The proposal includes doing away with all elementary school gifted programs, screened middle schools and some high schools–with the exception of Stuyvesant High School and the city’s seven other elite high schools, whose admission is in part controlled by Albany. There are Gifted and Talented programs throughout the five boroughs but there are only five such schools; three in Manhattan, one in Queens and one in Brooklyn. Malliotakis believes the city should focus on adding more G & T programs and schools to meet demand, so students who qualify aren’t at the mercy of a lottery system.
78% of kids who qualify for gifted and talented programs are denied because of a lack of seats. Schools are now forced to hold a lottery to decide who gets a seat in the gifted and talented programs. Instead of letting a lottery decide a child’s educational future, the city should be providing a gifted and talented seat for every child who qualifies.

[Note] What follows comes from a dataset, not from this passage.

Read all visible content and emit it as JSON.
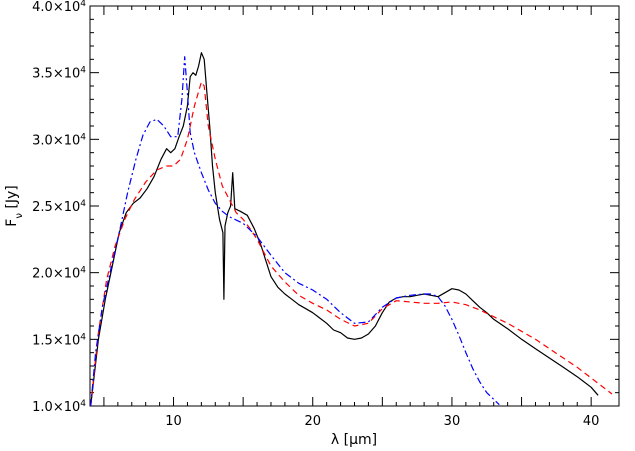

“Elected officials across party lines, and representatives of different ethnic groups and racial backgrounds; have said that expanding gifted and talented programs and lifting up children so that they can meet the demands of these programs is the route the city should be taking,” said Malliotakis. “When all of our students, regardless of background, have received an excellent education and are prepared for the real world, then we have achieved true social justice. Reducing standards will not accomplish this. We’ve seen the mayor waste $773 million on the failed school renewal program and waste precious education funding on high-priced consultants, vendors and Department of Education bureaucrats. Instead of giving teachers and students the resources they needed in their classrooms, he gutted school discipline and now he may eliminate gifted and talented programs. Students deserve education funding and investment in test prep, classroom assistance, education resources and supplies so they can rise to meet the standards of talented and gifted programs, instead of being denied the opportunity to succeed because of a lack of seats.

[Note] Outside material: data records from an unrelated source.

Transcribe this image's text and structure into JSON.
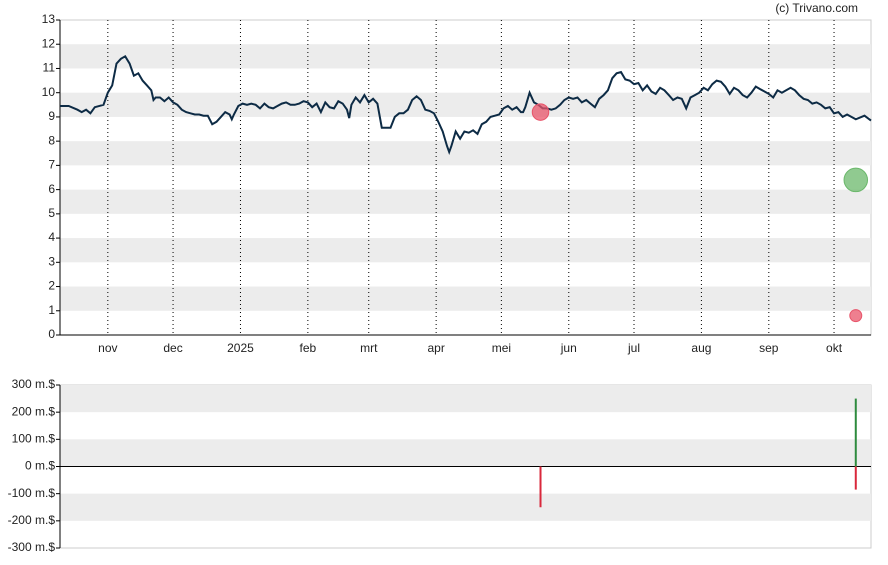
{
  "credit": "(c) Trivano.com",
  "chart_data": [
    {
      "type": "line",
      "xlim": [
        0,
        373
      ],
      "ylim": [
        0,
        13
      ],
      "yticks": [
        0,
        1,
        2,
        3,
        4,
        5,
        6,
        7,
        8,
        9,
        10,
        11,
        12,
        13
      ],
      "xticks": [
        {
          "value": 22,
          "label": "nov"
        },
        {
          "value": 52,
          "label": "dec"
        },
        {
          "value": 83,
          "label": "2025"
        },
        {
          "value": 114,
          "label": "feb"
        },
        {
          "value": 142,
          "label": "mrt"
        },
        {
          "value": 173,
          "label": "apr"
        },
        {
          "value": 203,
          "label": "mei"
        },
        {
          "value": 234,
          "label": "jun"
        },
        {
          "value": 264,
          "label": "jul"
        },
        {
          "value": 295,
          "label": "aug"
        },
        {
          "value": 326,
          "label": "sep"
        },
        {
          "value": 356,
          "label": "okt"
        }
      ],
      "grid": "bands",
      "series": [
        {
          "color": "#0d2b45",
          "x": [
            0,
            4,
            8,
            10,
            12,
            14,
            16,
            20,
            22,
            24,
            26,
            28,
            30,
            32,
            34,
            36,
            38,
            40,
            42,
            43,
            44,
            46,
            48,
            50,
            52,
            54,
            56,
            58,
            60,
            62,
            64,
            66,
            68,
            70,
            72,
            74,
            76,
            78,
            79,
            80,
            82,
            84,
            86,
            88,
            90,
            92,
            94,
            96,
            98,
            100,
            102,
            104,
            106,
            108,
            110,
            112,
            114,
            116,
            118,
            120,
            122,
            124,
            126,
            128,
            130,
            132,
            133,
            134,
            136,
            138,
            140,
            142,
            144,
            146,
            148,
            150,
            152,
            154,
            156,
            158,
            160,
            162,
            164,
            166,
            168,
            170,
            172,
            174,
            176,
            178,
            179,
            180,
            182,
            184,
            186,
            188,
            190,
            192,
            194,
            196,
            198,
            200,
            202,
            204,
            206,
            208,
            210,
            212,
            213,
            214,
            216,
            218,
            220,
            222,
            224,
            226,
            228,
            230,
            232,
            234,
            236,
            238,
            240,
            242,
            244,
            246,
            248,
            250,
            252,
            254,
            256,
            258,
            260,
            262,
            264,
            266,
            268,
            270,
            272,
            274,
            276,
            278,
            280,
            282,
            284,
            286,
            288,
            290,
            292,
            294,
            296,
            298,
            300,
            302,
            304,
            306,
            308,
            310,
            312,
            314,
            316,
            318,
            320,
            322,
            324,
            326,
            328,
            330,
            332,
            334,
            336,
            338,
            340,
            342,
            344,
            346,
            348,
            350,
            352,
            354,
            356,
            358,
            360,
            362,
            364,
            366,
            370,
            373
          ],
          "values": [
            9.45,
            9.45,
            9.3,
            9.2,
            9.3,
            9.15,
            9.4,
            9.5,
            10.0,
            10.3,
            11.2,
            11.4,
            11.5,
            11.2,
            10.7,
            10.8,
            10.5,
            10.3,
            10.1,
            9.7,
            9.8,
            9.8,
            9.65,
            9.8,
            9.6,
            9.5,
            9.3,
            9.2,
            9.15,
            9.1,
            9.1,
            9.05,
            9.05,
            8.7,
            8.8,
            9.0,
            9.2,
            9.1,
            8.9,
            9.1,
            9.45,
            9.55,
            9.5,
            9.55,
            9.5,
            9.35,
            9.55,
            9.4,
            9.35,
            9.45,
            9.55,
            9.6,
            9.5,
            9.5,
            9.55,
            9.65,
            9.6,
            9.4,
            9.55,
            9.2,
            9.6,
            9.4,
            9.35,
            9.65,
            9.55,
            9.3,
            8.95,
            9.5,
            9.8,
            9.6,
            9.9,
            9.6,
            9.75,
            9.55,
            8.55,
            8.55,
            8.55,
            9.0,
            9.15,
            9.15,
            9.3,
            9.7,
            9.85,
            9.7,
            9.3,
            9.25,
            9.15,
            8.8,
            8.4,
            7.8,
            7.55,
            7.8,
            8.4,
            8.1,
            8.4,
            8.35,
            8.45,
            8.3,
            8.7,
            8.8,
            9.0,
            9.05,
            9.1,
            9.35,
            9.45,
            9.3,
            9.4,
            9.2,
            9.2,
            9.4,
            10.0,
            9.6,
            9.5,
            9.35,
            9.35,
            9.3,
            9.35,
            9.5,
            9.7,
            9.8,
            9.75,
            9.8,
            9.6,
            9.7,
            9.55,
            9.4,
            9.75,
            9.9,
            10.1,
            10.6,
            10.8,
            10.85,
            10.55,
            10.5,
            10.35,
            10.4,
            10.1,
            10.3,
            10.05,
            9.95,
            10.2,
            10.1,
            9.9,
            9.7,
            9.8,
            9.75,
            9.35,
            9.8,
            9.9,
            10.0,
            10.2,
            10.1,
            10.35,
            10.5,
            10.45,
            10.25,
            9.95,
            10.2,
            10.1,
            9.9,
            9.8,
            10.0,
            10.25,
            10.15,
            10.05,
            9.95,
            9.8,
            10.1,
            10.0,
            10.1,
            10.2,
            10.1,
            9.9,
            9.75,
            9.7,
            9.55,
            9.6,
            9.5,
            9.35,
            9.4,
            9.15,
            9.2,
            9.0,
            9.1,
            9.0,
            8.9,
            9.05,
            8.85
          ]
        }
      ],
      "markers": {
        "x": [
          221,
          366,
          366
        ],
        "values": [
          9.2,
          6.4,
          0.8
        ],
        "colors": [
          "#e8546a",
          "#6bb86b",
          "#e8546a"
        ]
      }
    },
    {
      "type": "bar",
      "xlim": [
        0,
        373
      ],
      "ylim": [
        -300,
        300
      ],
      "yticks": [
        {
          "value": 300,
          "label": "300 m.$"
        },
        {
          "value": 200,
          "label": "200 m.$"
        },
        {
          "value": 100,
          "label": "100 m.$"
        },
        {
          "value": 0,
          "label": "0 m.$"
        },
        {
          "value": -100,
          "label": "-100 m.$"
        },
        {
          "value": -200,
          "label": "-200 m.$"
        },
        {
          "value": -300,
          "label": "-300 m.$"
        }
      ],
      "grid": "bands",
      "x": [
        221,
        366,
        366
      ],
      "values": [
        -150,
        250,
        -85
      ],
      "colors": [
        "#d9283c",
        "#2e8b3e",
        "#d9283c"
      ]
    }
  ]
}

“The actions of Mayor de Blasio and Chancellor Carranza defy logic; they want to shut-down a program that prepares students for the challenges they’ll face in a highly competitive world, that’s wrong; said Malliotakis. “They should work to raise standards throughout the school systems so more students qualify for gifted and talented programs.”
Among those who participated in today’s press conference were David Lee of the Scholastic Merit Fund, Vito LaBella of Community Education Council 20 and I.S. 187 Parent Teacher Organization, Wai Wah Chin of the Chinese Ameican Citizens Alliance of Greater New York and Fran Vella-Marrone of the Djer Heights Civic Association.